Wall Avenue’s momentum stalled Tuesday as buyers pulled again from tech shares and rising bond yields renewed strain on equities.
The Dow Jones Industrial Common fell 114.83 factors, or 0.27%, whereas the S&P 500 dipped 0.39%, ending a six-day successful streak.
The Nasdaq Composite slid 0.38% as chipmakers and megacaps retreated, led by losses in Nvidia, AMD, Meta, Apple, and Microsoft. The tech sector was the S&P 500’s worst performer, falling roughly 0.9%.

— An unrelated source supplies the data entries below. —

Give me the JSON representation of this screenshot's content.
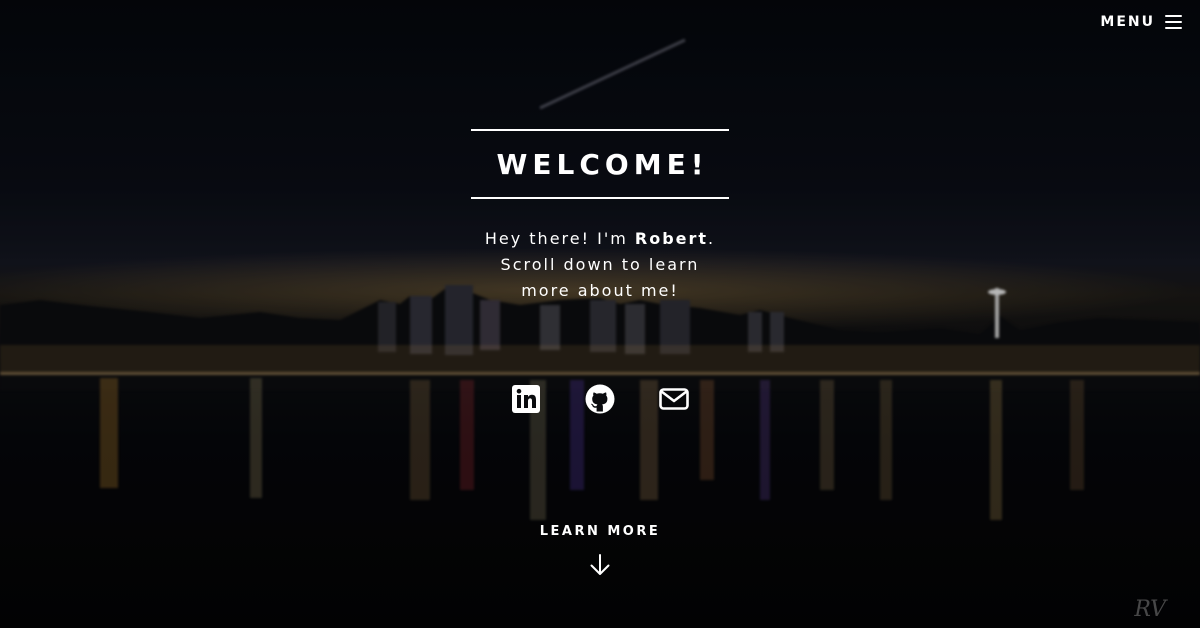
{
  "header": {
    "menu_label": "MENU",
    "menu_icon": "hamburger-icon"
  },
  "hero": {
    "title": "WELCOME!",
    "intro_prefix": "Hey there! I'm ",
    "intro_name": "Robert",
    "intro_suffix": ".",
    "intro_line2": "Scroll down to learn",
    "intro_line3": "more about me!"
  },
  "socials": [
    {
      "icon": "linkedin-icon",
      "label": "LinkedIn"
    },
    {
      "icon": "github-icon",
      "label": "GitHub"
    },
    {
      "icon": "mail-icon",
      "label": "Email"
    }
  ],
  "learn_more": {
    "label": "LEARN MORE",
    "icon": "arrow-down-icon"
  },
  "signature": {
    "text": "RV"
  },
  "colors": {
    "text": "#ffffff",
    "background": "#050608"
  }
}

The pullback follows a five-week rebound that lifted the S&P 500 greater than 20% off its April low, pushed by optimism round tariff de-escalation following President Trump’s earlier tariff announcement. The index is now about 3% beneath its all-time excessive.
“We’ve had the swoon related to tariffs, the furious rally, and now we’re awaiting clarification,” mentioned Invoice Northey of U.S. Financial institution Wealth Administration. “It’s optimism without clarity.”
In the meantime, bond markets added to the unease. The ten-year Treasury yield climbed to 4.48%, whereas the 30-year briefly topped 5% for the second straight day—its highest since November 2023.
The rise follows Moody’s determination to downgrade U.S. debt, citing ballooning deficits and rising curiosity bills.
Fairness valuation challenges
Analysts say yields at or above 4.5% are inclined to problem fairness valuations. “If the 30-year is breaking out, does that mean the rest of the curve is next?” mentioned Manulife’s Matthew Miskin.
Morgan Stanley’s Michael Wilson famous that equities have persistently confronted valuation strain when the 10-year yield breaches 4.5%.
Elsewhere, Tesla shares rose 2% after Elon Musk reaffirmed his dedication to stay CEO for no less than 5 extra years. On the political entrance, President Trump did not win over GOP holdouts on a key tax invoice, jeopardizing its passage earlier than Memorial Day.